Thursday, June 4, 2015

                            Only Death





There are singular cemeteries,
tombs filled with bones without sound,
the heart passing through a dark,
dark, dark tunnel,
like an internal shipwreck we die,
as we are drowning in the heart,
as we go falling from skin to soul.

There are cadavers,
there are feet of a cold alluring tombstone,
there is death in bones,
like a pure sound,
like a bark without a dog,
ringing from certain bells, from certain tombs
growing in the humidity of crying or rain.

I see, alone, at times,
coffins at sea
sailing with the  pallid deceased, with women
of moribund braids,
with bakers white like angels,
with thoughtful girls married to notaries,
coffins climbing the vertical river of death,
the purple river,
upwards, with sails swelling by the sound of death,
swelling by the silent sound of death.

Death arrives at the sonorous
like a shoe without a foot, like a suit without a man,
arrives to strike with a ring without rock or finger,
arrives to scream without mouth, without tongue, without throat.
Nevertheless its steps sound
and its raiments sound, quietly, like a tree.

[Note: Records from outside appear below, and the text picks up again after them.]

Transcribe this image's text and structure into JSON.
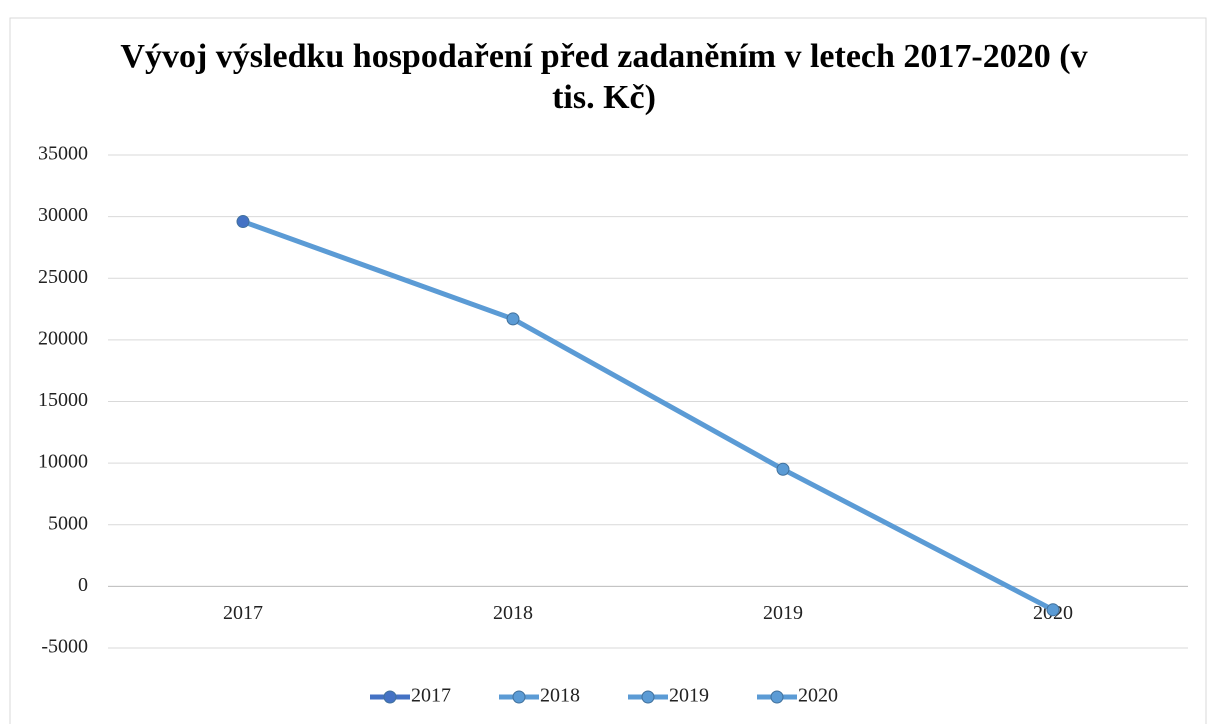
{
  "chart_data": {
    "type": "line",
    "title": "Vývoj výsledku hospodaření před zadaněním v letech 2017-2020 (v tis. Kč)",
    "categories": [
      "2017",
      "2018",
      "2019",
      "2020"
    ],
    "values": [
      29600,
      21700,
      9500,
      -1900
    ],
    "color": "#5b9bd5",
    "point_colors": [
      "#4472c4",
      "#5b9bd5",
      "#5b9bd5",
      "#5b9bd5"
    ],
    "ylim": [
      -5000,
      35000
    ],
    "yticks": [
      -5000,
      0,
      5000,
      10000,
      15000,
      20000,
      25000,
      30000,
      35000
    ],
    "grid": true,
    "legend": "bottom"
  }
}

I don’t know, I know little, I hardly see,
but I believe that its song is the color of humid violets,
of violets accustomed to the earth,
because the face of death is green,
and the glance of death is green,
with the sharp humidity of a violet leaf
and its grave color of an exasperated Winter.

But death goes still about the world dressed in a broom,
licking the floor in search of the dead,
death is in the broom,
it’s the tongue of death looking for the dead,
it’s the needle of death looking for thread.
Death is in the cots:
in slow mattresses, in black blankets
it lives laid out, and suddenly breathes:
breathes a dark sound that swells sheets,
and there are beds navigating to a port
where it’s waiting, dressed like an admiral.